Each node on the Neo blockchain processes the data from blocks, reading and executing each transaction in order. Some transactions are read-only, such as a query for the total supply of a particular asset, but others will require changes to the node’s storage. For example, a transfer of tokens from one address to another would modify the stored balance values for both addresses.

Nodes store data in the form of key-value pairs. A key can be thought of as a name or unique identifier which corresponds to a particular piece of data, such as the name of a smart contract or the token balance information for a particular address.

In order to locate the particular value to be changed, the key is used. Since every node processes every transaction in the exact same order, we expect each node to determine the same keys and values, and therefore share the same state.

To verify that the nodes do indeed share the same state, we can use a Merkle Patricia trie. As we outlined in the previous episode, the Patricia trie component is a data structure that organizes keys by any shared prefixes, and the Merkle tree component provides a cryptographic fingerprint of the whole structure that can be used to authenticate its state.

Merkle Patricia trie

In the image below, we have a simplified Merkle Patricia trie that stores three key-value pairs. You can think of this tree as a snapshot of a node’s storage. In our case, the trie shows how three pieces of balance data are stored.

At the top of the trie, we have the first node which contains the key b3, the shared prefix of our three keys b31d4, b38a2, and b3d6f. If we had more keys that started with b3, they would all be found on a child node that branched out from this same point.

Simple example of a Merkle Patricia trie

To discover the values of each key, we follow the trie down just as we did with the Patricia trie. In the next node, n2, we have 16 branches to choose from, each corresponding to one of the 16 possible hexadecimal digits (0-9, a-f). For example, if we wanted to find the value that corresponds to the key b38a2, we would follow the branch from 8, leading us to node n4. In our simple trie, this node holds the last part of our key, a2, and points us to the stored value, 13.12 GAS.
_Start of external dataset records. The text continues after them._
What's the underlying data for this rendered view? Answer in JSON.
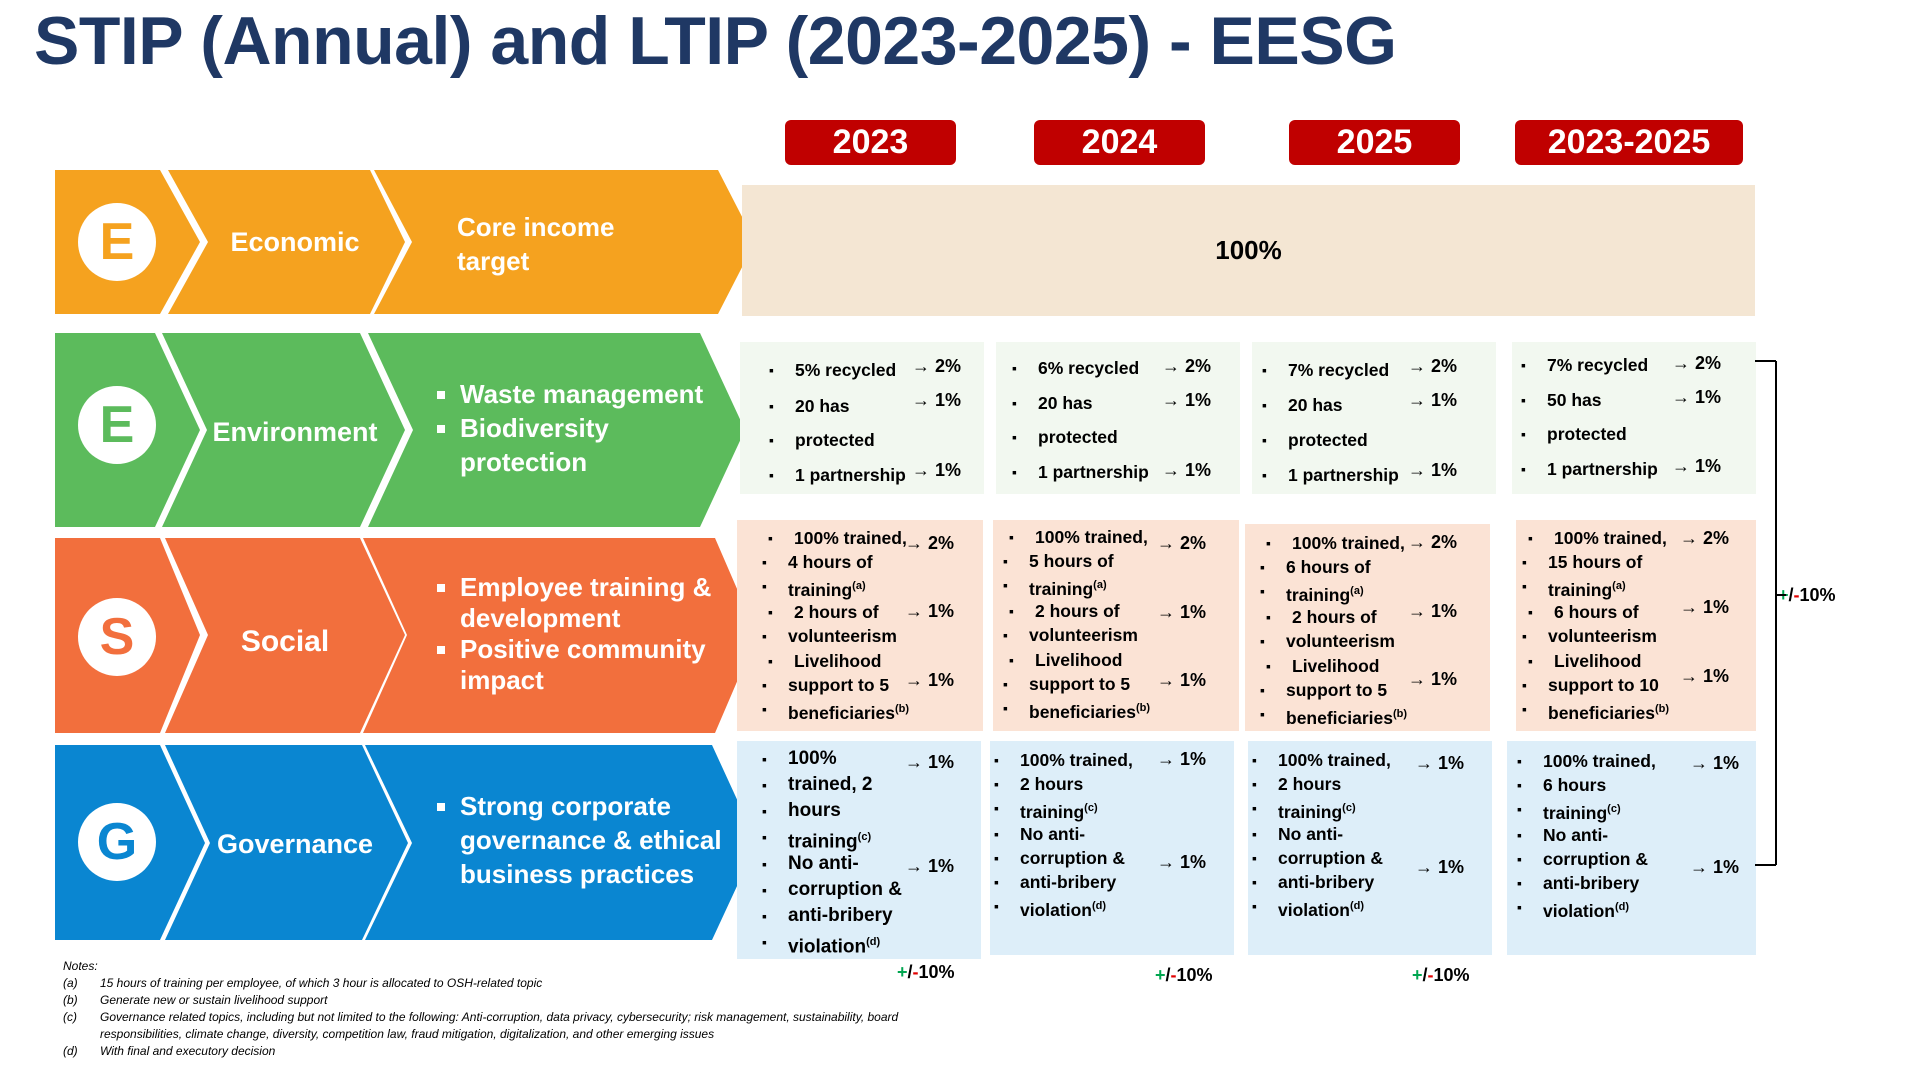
{
  "title": "STIP (Annual) and LTIP (2023-2025) - EESG",
  "years": [
    "2023",
    "2024",
    "2025",
    "2023-2025"
  ],
  "colors": {
    "title": "#1f3864",
    "year_box": "#c00000",
    "economic": "#f5a21f",
    "environment": "#5cbb5c",
    "social": "#f26f3d",
    "governance": "#0a86d1",
    "economic_bg": "#f4e6d3",
    "environment_bg": "#f2f8f0",
    "social_bg": "#fbe3d5",
    "governance_bg": "#ddeef9"
  },
  "rows": {
    "economic": {
      "letter": "E",
      "label": "Economic",
      "category_line1": "Core income",
      "category_line2": "target",
      "value": "100%"
    },
    "environment": {
      "letter": "E",
      "label": "Environment",
      "category": [
        "Waste management",
        "Biodiversity",
        "protection"
      ]
    },
    "social": {
      "letter": "S",
      "label": "Social",
      "category": [
        "Employee training &",
        "development",
        "Positive community",
        "impact"
      ]
    },
    "governance": {
      "letter": "G",
      "label": "Governance",
      "category": [
        "Strong corporate",
        "governance & ethical",
        "business practices"
      ]
    }
  },
  "env_cells": [
    {
      "recycled": "5% recycled",
      "has": "20 has",
      "protected": "protected",
      "partnership": "1 partnership"
    },
    {
      "recycled": "6% recycled",
      "has": "20 has",
      "protected": "protected",
      "partnership": "1 partnership"
    },
    {
      "recycled": "7% recycled",
      "has": "20 has",
      "protected": "protected",
      "partnership": "1 partnership"
    },
    {
      "recycled": "7% recycled",
      "has": "50 has",
      "protected": "protected",
      "partnership": "1 partnership"
    }
  ],
  "social_cells": [
    {
      "trained": "100% trained,",
      "hours": "4 hours of",
      "training": "training",
      "vol1": "2 hours of",
      "vol2": "volunteerism",
      "liv1": "Livelihood",
      "liv2": "support to 5",
      "liv3": "beneficiaries"
    },
    {
      "trained": "100% trained,",
      "hours": "5 hours of",
      "training": "training",
      "vol1": "2 hours of",
      "vol2": "volunteerism",
      "liv1": "Livelihood",
      "liv2": "support to 5",
      "liv3": "beneficiaries"
    },
    {
      "trained": "100% trained,",
      "hours": "6 hours of",
      "training": "training",
      "vol1": "2 hours of",
      "vol2": "volunteerism",
      "liv1": "Livelihood",
      "liv2": "support to 5",
      "liv3": "beneficiaries"
    },
    {
      "trained": "100% trained,",
      "hours": "15 hours of",
      "training": "training",
      "vol1": "6 hours of",
      "vol2": "volunteerism",
      "liv1": "Livelihood",
      "liv2": "support to 10",
      "liv3": "beneficiaries"
    }
  ],
  "gov_cell0": {
    "l1": "100%",
    "l2": "trained, 2",
    "l3": "hours",
    "l4": "training",
    "m1": "No anti-",
    "m2": "corruption &",
    "m3": "anti-bribery",
    "m4": "violation"
  },
  "gov_cells": [
    {
      "l1": "100% trained,",
      "l2": "2 hours",
      "l3": "training",
      "m1": "No anti-",
      "m2": "corruption &",
      "m3": "anti-bribery",
      "m4": "violation"
    },
    {
      "l1": "100% trained,",
      "l2": "2 hours",
      "l3": "training",
      "m1": "No anti-",
      "m2": "corruption &",
      "m3": "anti-bribery",
      "m4": "violation"
    },
    {
      "l1": "100% trained,",
      "l2": "6 hours",
      "l3": "training",
      "m1": "No anti-",
      "m2": "corruption &",
      "m3": "anti-bribery",
      "m4": "violation"
    }
  ],
  "weights": {
    "w2": "2%",
    "w1": "1%"
  },
  "arrow": "→",
  "note_refs": {
    "a": "(a)",
    "b": "(b)",
    "c": "(c)",
    "d": "(d)"
  },
  "modifier": {
    "plus": "+",
    "slash": "/",
    "minus": "-",
    "value": "10%"
  },
  "notes": {
    "heading": "Notes:",
    "items": [
      {
        "label": "(a)",
        "text": "15 hours of training per employee, of which 3 hour is allocated to OSH-related topic"
      },
      {
        "label": "(b)",
        "text": "Generate new or sustain livelihood support"
      },
      {
        "label": "(c)",
        "text": "Governance related topics, including but not limited to the following: Anti-corruption, data privacy, cybersecurity; risk management, sustainability, board",
        "text2": "responsibilities, climate change, diversity, competition law, fraud mitigation, digitalization, and other emerging issues"
      },
      {
        "label": "(d)",
        "text": "With final and executory decision"
      }
    ]
  }
}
Inversely, we can also follow the trie upwards to discover the Merkle root, starting with the stored values just as we did with the Merkle tree in the previous episode. To find the hash of n3, n4, and n5, we first need the hashes of each value. We can hash each of those nodes together with their hashed values in order to determine the hash of n2. With the hash of n2, we can determine the hash of n1, which corresponds to our Merkle root.
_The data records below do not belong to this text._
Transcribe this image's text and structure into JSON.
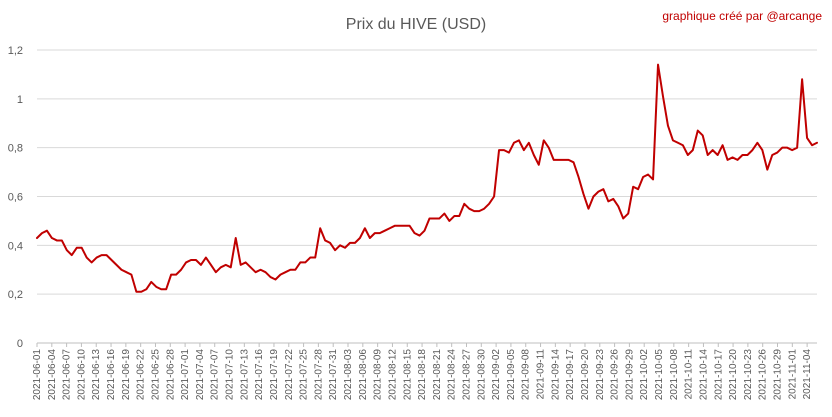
{
  "chart_data": {
    "type": "line",
    "title": "Prix du HIVE (USD)",
    "credit": "graphique créé par @arcange",
    "xlabel": "",
    "ylabel": "",
    "ylim": [
      0,
      1.2
    ],
    "y_ticks": [
      "0",
      "0,2",
      "0,4",
      "0,6",
      "0,8",
      "1",
      "1,2"
    ],
    "y_tick_values": [
      0,
      0.2,
      0.4,
      0.6,
      0.8,
      1.0,
      1.2
    ],
    "grid": true,
    "legend": "none",
    "line_color": "#c00000",
    "x_start": "2021-06-01",
    "x_end": "2021-11-06",
    "x_ticks": [
      "2021-06-01",
      "2021-06-04",
      "2021-06-07",
      "2021-06-10",
      "2021-06-13",
      "2021-06-16",
      "2021-06-19",
      "2021-06-22",
      "2021-06-25",
      "2021-06-28",
      "2021-07-01",
      "2021-07-04",
      "2021-07-07",
      "2021-07-10",
      "2021-07-13",
      "2021-07-16",
      "2021-07-19",
      "2021-07-22",
      "2021-07-25",
      "2021-07-28",
      "2021-07-31",
      "2021-08-03",
      "2021-08-06",
      "2021-08-09",
      "2021-08-12",
      "2021-08-15",
      "2021-08-18",
      "2021-08-21",
      "2021-08-24",
      "2021-08-27",
      "2021-08-30",
      "2021-09-02",
      "2021-09-05",
      "2021-09-08",
      "2021-09-11",
      "2021-09-14",
      "2021-09-17",
      "2021-09-20",
      "2021-09-23",
      "2021-09-26",
      "2021-09-29",
      "2021-10-02",
      "2021-10-05",
      "2021-10-08",
      "2021-10-11",
      "2021-10-14",
      "2021-10-17",
      "2021-10-20",
      "2021-10-23",
      "2021-10-26",
      "2021-10-29",
      "2021-11-01",
      "2021-11-04"
    ],
    "series": [
      {
        "values": [
          0.43,
          0.45,
          0.46,
          0.43,
          0.42,
          0.42,
          0.38,
          0.36,
          0.39,
          0.39,
          0.35,
          0.33,
          0.35,
          0.36,
          0.36,
          0.34,
          0.32,
          0.3,
          0.29,
          0.28,
          0.21,
          0.21,
          0.22,
          0.25,
          0.23,
          0.22,
          0.22,
          0.28,
          0.28,
          0.3,
          0.33,
          0.34,
          0.34,
          0.32,
          0.35,
          0.32,
          0.29,
          0.31,
          0.32,
          0.31,
          0.43,
          0.32,
          0.33,
          0.31,
          0.29,
          0.3,
          0.29,
          0.27,
          0.26,
          0.28,
          0.29,
          0.3,
          0.3,
          0.33,
          0.33,
          0.35,
          0.35,
          0.47,
          0.42,
          0.41,
          0.38,
          0.4,
          0.39,
          0.41,
          0.41,
          0.43,
          0.47,
          0.43,
          0.45,
          0.45,
          0.46,
          0.47,
          0.48,
          0.48,
          0.48,
          0.48,
          0.45,
          0.44,
          0.46,
          0.51,
          0.51,
          0.51,
          0.53,
          0.5,
          0.52,
          0.52,
          0.57,
          0.55,
          0.54,
          0.54,
          0.55,
          0.57,
          0.6,
          0.79,
          0.79,
          0.78,
          0.82,
          0.83,
          0.79,
          0.82,
          0.77,
          0.73,
          0.83,
          0.8,
          0.75,
          0.75,
          0.75,
          0.75,
          0.74,
          0.68,
          0.61,
          0.55,
          0.6,
          0.62,
          0.63,
          0.58,
          0.59,
          0.56,
          0.51,
          0.53,
          0.64,
          0.63,
          0.68,
          0.69,
          0.67,
          1.14,
          1.01,
          0.89,
          0.83,
          0.82,
          0.81,
          0.77,
          0.79,
          0.87,
          0.85,
          0.77,
          0.79,
          0.77,
          0.81,
          0.75,
          0.76,
          0.75,
          0.77,
          0.77,
          0.79,
          0.82,
          0.79,
          0.71,
          0.77,
          0.78,
          0.8,
          0.8,
          0.79,
          0.8,
          1.08,
          0.84,
          0.81,
          0.82
        ]
      }
    ]
  }
}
If all nodes on the network have the exact same information in storage, they will all share the same Merkle root. Conversely, if a node has different data stored, such as an incorrect value for a particular key, the hashing process will result in a completely different Merkle root being generated. This makes it very easy to check if a node is out of alignment with the view held by consensus nodes.

MPT implementation

The implementation of MPT for Neo is ongoing, with development efforts currently being led by Zhang Tao, a software engineer for Neo Global Development. As with our example above, three main node types are used in the structure:

  1. Full node (branch node) – has a branch for each hex digit plus a value (n2)
  2. Short node – has only one key along with a pointer. Two types exist:
    • Extension node – one key and a pointer to the next node (n1)
    • Leaf node – one key that points to a value node (n3, n4, n5)
  3. Value node – stores the final value for a key

Additionally, there are also hash nodes, which corresponds to the hash of a particular node in the trie. These are used for efficiency—since many stored values are not immediately required, there is no need to store the full data for a particular node.

If this information is required later, we can determine the correct value using the state root and Merkle proofs, as Tao explains:

“When we store a node, n1 for example, [we] use a HashNode to represent n2 in [the] next part. So in [the] database, the key is [the] hash of n1 and the value is n1’s key part and hash of n2. So we can use the database and just the state root hash to build the whole tree part by part [that] we need.”

Following the implementation of MPT and other required components, both full nodes and light nodes on the Neo network will be able to provide strong storage consistency guarantees. Additionally, it paves the way for new use cases, such as facilitating local computation on light nodes through checkpointing, and ensures that node storage is auditable and trustworthy, a requirement for both normal end users and enterprise applications alike.